In the SCHEDULER controller, we iterate over each of the packets in the work list. We send the packet to our scheduler function, who will populate the correct queue with the new packet. The last thing this controller does is check if this is the last packet, and issue the DONE packet if so. The tricky part about this is that we need to guarantee that this special packet will not jump ahead of a true work packet. Without this Pipe explicitly gating the final packet generation from the rest of the controller, the retimer inside of Spatial will see a short chain of primitives being used to generate the DONE enqueue, and potentially a long but independent chain of primitives being used to generate the work packet enqueue (inside of schedule()). Retiming preserves program order in some cases, but this is not one of those cases in the current version of Spatial.

Next, we create three WORKERs. The only difference between each worker is that they operate on a different history queue and counter register. Each counter is set to run forever, using the Foreach(*) syntax. We choose to use an infinite counter in these controllers because we want each worker to run any time it receives a packet, regardless of how many packets it has processed already. The direct parent of these workers is the Stream controller, so as long as the inbound work queue has a valid element, the controller will get to run for another iteration. The only way these workers can send a done signal to their parent is when their respective breakWhen register raises. We allocated these registers previously, but we set them inside the body of the worker. Spatial only supports breakWhen for unparallelized Sequential and Stream controllers.

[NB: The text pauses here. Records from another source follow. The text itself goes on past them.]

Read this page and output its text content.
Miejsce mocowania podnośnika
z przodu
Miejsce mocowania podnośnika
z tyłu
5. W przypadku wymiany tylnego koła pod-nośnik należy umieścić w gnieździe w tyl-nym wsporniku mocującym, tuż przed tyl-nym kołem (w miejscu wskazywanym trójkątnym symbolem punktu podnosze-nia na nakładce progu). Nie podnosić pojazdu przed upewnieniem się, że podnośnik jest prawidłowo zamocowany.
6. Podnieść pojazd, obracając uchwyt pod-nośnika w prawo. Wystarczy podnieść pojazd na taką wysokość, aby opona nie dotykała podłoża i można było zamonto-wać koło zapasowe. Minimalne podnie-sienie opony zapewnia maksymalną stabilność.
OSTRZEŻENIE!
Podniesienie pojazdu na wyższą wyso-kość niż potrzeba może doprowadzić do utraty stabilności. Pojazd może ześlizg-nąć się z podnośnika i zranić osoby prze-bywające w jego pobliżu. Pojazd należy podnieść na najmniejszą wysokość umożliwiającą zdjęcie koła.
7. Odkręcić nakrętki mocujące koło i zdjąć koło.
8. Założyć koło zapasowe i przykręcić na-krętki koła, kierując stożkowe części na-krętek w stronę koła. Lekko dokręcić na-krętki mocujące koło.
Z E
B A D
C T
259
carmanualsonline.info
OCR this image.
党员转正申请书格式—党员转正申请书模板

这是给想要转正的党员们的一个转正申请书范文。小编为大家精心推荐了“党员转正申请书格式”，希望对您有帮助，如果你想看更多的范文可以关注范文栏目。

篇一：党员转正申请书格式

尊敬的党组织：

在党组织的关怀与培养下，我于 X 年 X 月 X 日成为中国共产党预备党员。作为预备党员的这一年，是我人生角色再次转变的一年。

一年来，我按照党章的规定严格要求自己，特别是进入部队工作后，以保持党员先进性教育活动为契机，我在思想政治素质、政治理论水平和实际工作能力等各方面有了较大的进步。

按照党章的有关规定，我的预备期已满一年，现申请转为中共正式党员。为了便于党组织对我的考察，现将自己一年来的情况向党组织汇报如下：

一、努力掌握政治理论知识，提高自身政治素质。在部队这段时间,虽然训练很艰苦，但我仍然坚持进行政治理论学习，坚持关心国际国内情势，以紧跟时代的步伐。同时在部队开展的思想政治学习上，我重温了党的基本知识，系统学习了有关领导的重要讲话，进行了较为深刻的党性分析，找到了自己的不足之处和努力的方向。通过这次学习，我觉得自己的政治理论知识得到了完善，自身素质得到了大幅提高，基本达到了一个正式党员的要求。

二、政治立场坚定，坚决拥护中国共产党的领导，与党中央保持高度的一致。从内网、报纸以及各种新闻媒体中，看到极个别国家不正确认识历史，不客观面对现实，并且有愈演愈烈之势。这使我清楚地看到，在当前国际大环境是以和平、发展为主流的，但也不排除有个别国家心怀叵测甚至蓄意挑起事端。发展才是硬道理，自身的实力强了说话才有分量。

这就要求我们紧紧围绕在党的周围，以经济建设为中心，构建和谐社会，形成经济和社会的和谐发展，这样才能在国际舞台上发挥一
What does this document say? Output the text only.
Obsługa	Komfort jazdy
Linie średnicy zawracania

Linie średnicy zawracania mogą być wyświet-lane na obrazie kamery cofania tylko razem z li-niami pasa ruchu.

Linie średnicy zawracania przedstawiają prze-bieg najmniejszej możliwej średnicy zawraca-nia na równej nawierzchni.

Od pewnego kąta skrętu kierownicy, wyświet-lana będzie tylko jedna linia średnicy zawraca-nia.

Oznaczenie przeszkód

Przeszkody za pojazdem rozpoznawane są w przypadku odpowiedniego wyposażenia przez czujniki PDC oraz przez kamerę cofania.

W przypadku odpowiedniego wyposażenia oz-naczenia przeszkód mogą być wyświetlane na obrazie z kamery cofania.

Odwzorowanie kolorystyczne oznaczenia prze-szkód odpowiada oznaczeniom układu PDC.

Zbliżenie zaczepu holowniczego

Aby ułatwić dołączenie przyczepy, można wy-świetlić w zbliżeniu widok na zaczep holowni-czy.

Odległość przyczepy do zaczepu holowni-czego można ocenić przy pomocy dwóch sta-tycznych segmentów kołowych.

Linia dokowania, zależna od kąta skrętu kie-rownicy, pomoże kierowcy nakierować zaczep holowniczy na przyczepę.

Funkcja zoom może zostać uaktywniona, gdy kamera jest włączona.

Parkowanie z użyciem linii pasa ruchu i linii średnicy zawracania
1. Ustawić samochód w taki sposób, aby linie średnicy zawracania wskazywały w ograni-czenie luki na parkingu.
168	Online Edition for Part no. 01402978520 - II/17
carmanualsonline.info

Breaking a Sequential controller is the safest way to map the idea of a loop break to hardware, because the scheduling ensures there is no pipelining and no way for previous iterations to still be draining through the retime chains when the break condition is raised. Because of this, using this syntax for Stream controllers is strongly discouraged, because it can easily lead to unexpected behavior. There are only a few limited and specific cases where a Stream should be used with a breakWhen condition.

We finish by using the three done FIFORegs to trigger the FINISHER pipe. Only when all three of these registers have valid data will the controller enable and process its body. We start by setting the status ArgOut, and then we interleave the history data from each of the workers. We choose to use an FSM here, which dequeues from one FIFO at a time and determines which one has the lowest index. We then tag the aggregatedHistory with an id for the worker that worked on a particular packet until all three history packets have been drained. We then send this information out to DRAM.

On the host, we check if the app did what we expected it to do. We ensure that all three workers combined have processed the entire work list by checking if the sum of the three counters is equal to the sum of the work list. We expect that each worker processed roughly the same amount, especially if a large number of packets was used. We also check to make sure each of the packets was truly claimed by one of the workers by looking at the aggregated history. We expect to see that the workload was distributed evenly among the workers by a somewhat random pattern in the history.